Director: Darius Marder
Screenwriter: Abraham Marder, Darius Marder
Starring: Riz Ahmed, Olivia Cooke, Paul Raci, Lauren Ridloff, Mathieu Amalric
Genres: Drama, Music
MPAA Rating: Rated R for language throughout and brief nude images
Release Dates: 11/20/20 (Theatres); 12/4/20 (Streaming)
Runtime: 2 hours
Rotten Tomatoes Score: 96%
Where to Watch: Amazon
Oscar Nomination(s): Likely–Actor (Ahmed),
Supporting Actor (Raci), Sound; Possible–Picture, Original Screenplay; Long-Shot–Director, Supporting Actress (Cooke)

The Sound of Metal actually had a long road to its release; it premiered at TIFF (Toronto International Film Festival) in 2019, and was released in limited theatres about a year later, and then on Amazon just weeks later. I’m glad it’s now available on Amazon, because more people are able to see it. It is, however, one of the movies that I wish I could’ve seen in the theater — especially with the explosive performance its center and the impeccable sound editing/mixing. There are plenty of other recently-released films that would’ve been better to see in the theater, but, alas, that’s not the best thing to do in these pandemic times. 

Not only does writer/director Darius Marder’s film feature one of the best performances of the year — topped only by Carey Mulligan’s brilliant work in Promising Young Woman — but it is also one of the best films, period, of 2020. When Sound of Metal was originally advertised, and the trailer was released, it was touted mainly for Ahmed’s terrific, committed performance in the main role. But, to be fair, the rest of the film is quite excellent, too. What helps to make it so engrossing and fascinating — other than Ahmed — is the fact that it doesn’t seem rehearsed. I think the inclusion of truly deaf individuals, as well as others in the deaf community who understand what it’s like being deaf, helped in this regard. 

Ahmed is, of course, magnificent and authentic as can possibly be in the main role.
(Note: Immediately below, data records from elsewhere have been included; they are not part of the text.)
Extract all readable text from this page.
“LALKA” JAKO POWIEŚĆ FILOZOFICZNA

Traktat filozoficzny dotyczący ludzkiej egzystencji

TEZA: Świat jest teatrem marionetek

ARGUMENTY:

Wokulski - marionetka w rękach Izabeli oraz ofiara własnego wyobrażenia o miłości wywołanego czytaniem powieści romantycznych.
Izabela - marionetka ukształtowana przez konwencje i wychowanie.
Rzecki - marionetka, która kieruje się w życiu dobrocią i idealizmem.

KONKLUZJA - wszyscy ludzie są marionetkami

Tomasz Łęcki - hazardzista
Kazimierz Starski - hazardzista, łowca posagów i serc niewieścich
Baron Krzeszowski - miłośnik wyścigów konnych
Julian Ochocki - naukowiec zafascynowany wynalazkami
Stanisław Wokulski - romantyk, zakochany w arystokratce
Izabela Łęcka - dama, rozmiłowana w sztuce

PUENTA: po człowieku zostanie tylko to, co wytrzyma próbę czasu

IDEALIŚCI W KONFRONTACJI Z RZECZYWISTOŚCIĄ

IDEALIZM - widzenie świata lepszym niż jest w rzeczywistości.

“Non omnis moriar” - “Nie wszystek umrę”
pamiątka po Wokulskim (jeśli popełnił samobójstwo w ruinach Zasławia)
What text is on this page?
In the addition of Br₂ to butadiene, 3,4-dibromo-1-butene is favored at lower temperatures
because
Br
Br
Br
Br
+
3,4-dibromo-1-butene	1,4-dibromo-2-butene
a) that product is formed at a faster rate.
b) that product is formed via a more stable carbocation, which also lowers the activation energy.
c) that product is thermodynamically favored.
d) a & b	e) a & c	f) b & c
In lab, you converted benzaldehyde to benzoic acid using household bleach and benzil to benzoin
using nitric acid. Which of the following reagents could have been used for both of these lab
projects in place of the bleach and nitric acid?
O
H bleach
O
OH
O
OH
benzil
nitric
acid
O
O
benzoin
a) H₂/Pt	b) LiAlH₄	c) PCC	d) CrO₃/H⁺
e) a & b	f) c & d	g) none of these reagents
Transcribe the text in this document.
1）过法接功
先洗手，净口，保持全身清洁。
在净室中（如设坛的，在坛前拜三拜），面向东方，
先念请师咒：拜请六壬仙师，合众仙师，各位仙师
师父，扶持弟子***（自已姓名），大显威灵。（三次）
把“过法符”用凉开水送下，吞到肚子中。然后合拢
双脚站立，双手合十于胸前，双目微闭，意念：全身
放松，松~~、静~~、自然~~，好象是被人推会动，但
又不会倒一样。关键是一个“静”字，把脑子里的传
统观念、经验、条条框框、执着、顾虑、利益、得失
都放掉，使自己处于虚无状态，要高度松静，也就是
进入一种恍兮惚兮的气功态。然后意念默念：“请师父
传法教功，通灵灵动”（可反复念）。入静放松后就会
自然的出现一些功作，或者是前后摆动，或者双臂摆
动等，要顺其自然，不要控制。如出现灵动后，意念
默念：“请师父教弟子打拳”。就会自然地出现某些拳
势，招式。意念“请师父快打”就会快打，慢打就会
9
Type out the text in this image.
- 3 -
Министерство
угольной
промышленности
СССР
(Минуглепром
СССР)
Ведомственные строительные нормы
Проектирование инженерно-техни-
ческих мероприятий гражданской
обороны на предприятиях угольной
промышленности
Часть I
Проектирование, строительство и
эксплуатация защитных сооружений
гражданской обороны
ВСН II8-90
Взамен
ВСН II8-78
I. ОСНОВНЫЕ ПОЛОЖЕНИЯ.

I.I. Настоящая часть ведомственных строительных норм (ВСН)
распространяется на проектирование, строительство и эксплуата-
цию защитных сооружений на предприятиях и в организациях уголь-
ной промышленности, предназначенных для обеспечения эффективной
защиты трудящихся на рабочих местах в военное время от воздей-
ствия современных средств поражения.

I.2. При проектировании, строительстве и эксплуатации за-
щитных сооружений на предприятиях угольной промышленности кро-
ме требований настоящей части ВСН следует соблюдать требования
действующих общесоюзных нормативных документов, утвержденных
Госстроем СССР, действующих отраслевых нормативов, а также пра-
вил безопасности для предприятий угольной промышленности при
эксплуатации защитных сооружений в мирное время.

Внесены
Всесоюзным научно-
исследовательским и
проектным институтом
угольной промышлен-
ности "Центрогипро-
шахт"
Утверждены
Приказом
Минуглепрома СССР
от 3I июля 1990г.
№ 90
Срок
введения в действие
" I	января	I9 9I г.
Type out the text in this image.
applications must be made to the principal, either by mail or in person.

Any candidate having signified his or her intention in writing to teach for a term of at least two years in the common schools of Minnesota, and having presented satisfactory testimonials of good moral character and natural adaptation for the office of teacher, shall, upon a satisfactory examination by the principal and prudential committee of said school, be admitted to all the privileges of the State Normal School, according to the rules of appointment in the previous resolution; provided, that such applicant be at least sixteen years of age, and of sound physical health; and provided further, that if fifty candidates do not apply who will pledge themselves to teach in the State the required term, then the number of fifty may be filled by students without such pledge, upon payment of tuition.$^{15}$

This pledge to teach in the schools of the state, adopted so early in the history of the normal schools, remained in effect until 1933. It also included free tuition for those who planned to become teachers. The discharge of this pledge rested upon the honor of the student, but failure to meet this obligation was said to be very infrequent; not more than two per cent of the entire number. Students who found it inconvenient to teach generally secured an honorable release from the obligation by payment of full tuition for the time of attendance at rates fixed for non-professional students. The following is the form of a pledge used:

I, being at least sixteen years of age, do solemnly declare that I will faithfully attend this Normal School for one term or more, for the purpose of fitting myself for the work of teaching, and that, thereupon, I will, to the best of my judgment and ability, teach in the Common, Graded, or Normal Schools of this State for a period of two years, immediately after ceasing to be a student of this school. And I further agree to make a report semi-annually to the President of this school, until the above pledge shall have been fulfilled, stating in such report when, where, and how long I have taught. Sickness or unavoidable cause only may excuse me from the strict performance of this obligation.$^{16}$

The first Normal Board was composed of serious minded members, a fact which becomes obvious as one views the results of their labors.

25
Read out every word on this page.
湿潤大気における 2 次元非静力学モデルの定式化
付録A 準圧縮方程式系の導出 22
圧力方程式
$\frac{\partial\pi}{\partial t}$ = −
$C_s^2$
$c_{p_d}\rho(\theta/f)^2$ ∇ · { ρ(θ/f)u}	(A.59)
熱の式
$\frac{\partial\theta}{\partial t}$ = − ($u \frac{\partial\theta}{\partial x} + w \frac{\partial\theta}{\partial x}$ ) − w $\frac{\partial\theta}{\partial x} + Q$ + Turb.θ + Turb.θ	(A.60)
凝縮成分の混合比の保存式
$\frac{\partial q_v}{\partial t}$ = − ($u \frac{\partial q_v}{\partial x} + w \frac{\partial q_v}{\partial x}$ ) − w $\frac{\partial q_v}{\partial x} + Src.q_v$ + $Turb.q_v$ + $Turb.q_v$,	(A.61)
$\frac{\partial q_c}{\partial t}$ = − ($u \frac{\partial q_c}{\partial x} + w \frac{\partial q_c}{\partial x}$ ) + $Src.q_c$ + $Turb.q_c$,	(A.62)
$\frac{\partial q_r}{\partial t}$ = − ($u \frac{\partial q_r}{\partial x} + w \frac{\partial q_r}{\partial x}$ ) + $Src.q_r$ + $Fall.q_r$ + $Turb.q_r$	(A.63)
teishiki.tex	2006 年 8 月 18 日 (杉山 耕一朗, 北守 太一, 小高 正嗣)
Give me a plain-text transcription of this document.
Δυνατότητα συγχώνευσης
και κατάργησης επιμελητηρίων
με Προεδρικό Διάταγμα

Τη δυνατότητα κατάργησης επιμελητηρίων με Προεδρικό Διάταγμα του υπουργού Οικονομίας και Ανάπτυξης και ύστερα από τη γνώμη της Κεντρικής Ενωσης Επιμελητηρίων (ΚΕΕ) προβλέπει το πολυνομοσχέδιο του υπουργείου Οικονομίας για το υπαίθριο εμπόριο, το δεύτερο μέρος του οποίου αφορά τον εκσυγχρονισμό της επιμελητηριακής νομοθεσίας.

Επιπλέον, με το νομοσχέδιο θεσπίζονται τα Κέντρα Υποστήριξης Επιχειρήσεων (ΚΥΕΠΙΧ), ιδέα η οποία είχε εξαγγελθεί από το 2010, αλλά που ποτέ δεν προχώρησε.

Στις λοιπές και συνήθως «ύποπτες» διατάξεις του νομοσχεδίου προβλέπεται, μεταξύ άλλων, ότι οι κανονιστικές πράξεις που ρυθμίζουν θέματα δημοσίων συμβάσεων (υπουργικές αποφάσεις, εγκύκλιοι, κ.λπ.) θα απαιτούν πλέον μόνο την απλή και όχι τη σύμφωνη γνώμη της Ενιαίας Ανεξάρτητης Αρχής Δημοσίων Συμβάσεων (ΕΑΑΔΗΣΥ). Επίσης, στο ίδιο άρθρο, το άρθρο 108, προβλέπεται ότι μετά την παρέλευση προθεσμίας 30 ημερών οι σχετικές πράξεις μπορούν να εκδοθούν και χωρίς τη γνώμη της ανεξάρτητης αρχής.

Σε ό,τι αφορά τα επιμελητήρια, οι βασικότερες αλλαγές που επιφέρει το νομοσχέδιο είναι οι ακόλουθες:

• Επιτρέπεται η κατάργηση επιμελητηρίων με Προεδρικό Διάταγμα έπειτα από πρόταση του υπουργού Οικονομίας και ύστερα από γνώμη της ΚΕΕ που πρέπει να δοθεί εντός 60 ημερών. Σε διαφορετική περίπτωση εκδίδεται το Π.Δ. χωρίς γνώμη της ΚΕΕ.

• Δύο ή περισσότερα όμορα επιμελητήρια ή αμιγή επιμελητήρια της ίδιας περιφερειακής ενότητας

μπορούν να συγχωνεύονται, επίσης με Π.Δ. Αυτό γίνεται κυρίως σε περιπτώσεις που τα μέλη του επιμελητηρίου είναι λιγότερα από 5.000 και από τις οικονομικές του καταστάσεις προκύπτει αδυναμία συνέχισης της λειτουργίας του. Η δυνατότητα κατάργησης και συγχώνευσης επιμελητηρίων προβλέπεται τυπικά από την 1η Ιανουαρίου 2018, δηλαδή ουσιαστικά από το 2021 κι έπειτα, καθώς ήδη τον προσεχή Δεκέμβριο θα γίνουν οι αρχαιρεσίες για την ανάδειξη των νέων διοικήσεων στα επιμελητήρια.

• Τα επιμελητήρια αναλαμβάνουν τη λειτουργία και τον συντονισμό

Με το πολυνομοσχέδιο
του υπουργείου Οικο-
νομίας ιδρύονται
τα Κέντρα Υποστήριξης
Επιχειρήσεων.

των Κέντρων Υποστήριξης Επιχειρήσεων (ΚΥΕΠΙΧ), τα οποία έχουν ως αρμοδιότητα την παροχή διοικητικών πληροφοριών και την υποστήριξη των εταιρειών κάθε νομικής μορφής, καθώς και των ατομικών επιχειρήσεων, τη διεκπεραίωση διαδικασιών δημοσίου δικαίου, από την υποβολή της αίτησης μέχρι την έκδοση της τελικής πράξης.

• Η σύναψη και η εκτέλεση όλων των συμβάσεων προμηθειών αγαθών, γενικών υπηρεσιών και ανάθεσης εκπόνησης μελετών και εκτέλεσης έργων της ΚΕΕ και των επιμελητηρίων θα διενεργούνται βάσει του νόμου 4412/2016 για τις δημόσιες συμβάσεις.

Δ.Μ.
And, instead of constantly shouting and giving a big, loud performance, he reacts very naturally and believably. There’s one particularly heartbreaking between him and Paul Raci — also terrific — that is perhaps the most important scene in the film, and some of the best acting I’ve seen all year. Raci isn’t deaf, but he grew up with deaf parents and is, like his character, a Vietnam veteran. I certainly hopes he receive an Oscar nomination alongside Ahmed. Both actors give two of the best performances of the year, and it’d be a shame not to honor them. I also have to shout out Olivia Cooke, who is only present in the first and third acts, and who does a fairly solid job but does not really have an Oscar bait-y scene. 

And, let’s not forget the incredible sound design here. It apparently took a long time to create the unique sounds in the film, and it definitely shows. We often hear what Ahmed’s character, Ruben, is hearing — which is sometimes complete silence, muffled noises, or a combination of the two. It’s the best use of sound since The Invisible Man (and probably even better than that). 

All in all, Marder presents the life of a deaf recovering addict in a very unique and impressive manner, and I can find no real faults with it. At first, I felt some parts of the third act to be unnecessary, but it makes sense to me now (no spoilers!).